The retrospective analysis of these patients was approved by the Hospital District of Helsinki and Uusimaa (HUS) Operative Ethics Committee, and the treatments were in accordance with the Declaration of Helsinki. Survival information was obtained from the Finnish Population Registry.

Statistical analyses were performed using Student’s t test and Fisher’s exact test in the case of Figure 4 (as suggested by a statistician). Two-tailed test was used, and p values <0.05 were considered significant.

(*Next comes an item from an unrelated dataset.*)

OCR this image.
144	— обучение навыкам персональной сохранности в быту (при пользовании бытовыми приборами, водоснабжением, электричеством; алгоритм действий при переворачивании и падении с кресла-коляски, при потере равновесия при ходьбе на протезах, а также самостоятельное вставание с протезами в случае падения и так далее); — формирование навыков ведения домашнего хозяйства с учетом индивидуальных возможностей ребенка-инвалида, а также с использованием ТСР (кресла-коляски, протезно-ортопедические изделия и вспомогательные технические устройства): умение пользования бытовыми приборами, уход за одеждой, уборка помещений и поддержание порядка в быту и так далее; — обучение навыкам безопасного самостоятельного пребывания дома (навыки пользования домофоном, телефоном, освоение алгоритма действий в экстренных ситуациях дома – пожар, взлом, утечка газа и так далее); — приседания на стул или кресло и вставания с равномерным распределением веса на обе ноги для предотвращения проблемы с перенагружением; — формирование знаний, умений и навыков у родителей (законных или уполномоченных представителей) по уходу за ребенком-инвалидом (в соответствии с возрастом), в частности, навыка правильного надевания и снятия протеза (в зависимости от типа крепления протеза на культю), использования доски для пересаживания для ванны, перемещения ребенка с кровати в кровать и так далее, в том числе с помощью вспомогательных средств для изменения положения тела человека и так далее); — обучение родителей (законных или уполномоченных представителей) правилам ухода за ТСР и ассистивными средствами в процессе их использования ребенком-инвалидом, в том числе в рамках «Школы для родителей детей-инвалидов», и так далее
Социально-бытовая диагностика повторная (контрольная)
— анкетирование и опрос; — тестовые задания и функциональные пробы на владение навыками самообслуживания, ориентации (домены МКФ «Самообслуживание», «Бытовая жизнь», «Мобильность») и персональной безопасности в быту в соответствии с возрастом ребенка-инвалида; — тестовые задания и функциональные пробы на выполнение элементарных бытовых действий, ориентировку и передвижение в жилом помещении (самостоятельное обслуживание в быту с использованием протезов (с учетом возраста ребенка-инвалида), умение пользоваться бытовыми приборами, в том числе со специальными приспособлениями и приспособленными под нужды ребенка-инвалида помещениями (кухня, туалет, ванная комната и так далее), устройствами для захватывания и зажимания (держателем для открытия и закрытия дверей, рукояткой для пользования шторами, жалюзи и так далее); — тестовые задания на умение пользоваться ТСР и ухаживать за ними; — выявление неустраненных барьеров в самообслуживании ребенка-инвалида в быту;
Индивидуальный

Serial oncolytic viral treatment, that is, three injections of virus during a 10-week period, was given to some of the patients before evaluating treatment efficacy. Low-dose cyclophosphamide was used to reduce regulatory T cells.

Author Contributions

O.H., M.O., and A.H. designed and wrote the preliminary draft of the manuscript. Display items were done by O.H. and M.O. Data management and analysis were done by O.H., M.O., K.T., I.L., A. Koski, and A. Kanerva All authors contributed to the writing.

Conflicts of Interest

A.H. and O.H. are shareholders in Targovax ASA and TILT Biotherapeutics Ltd. A.H. is an employee in TILT Biotherapeutics Ltd.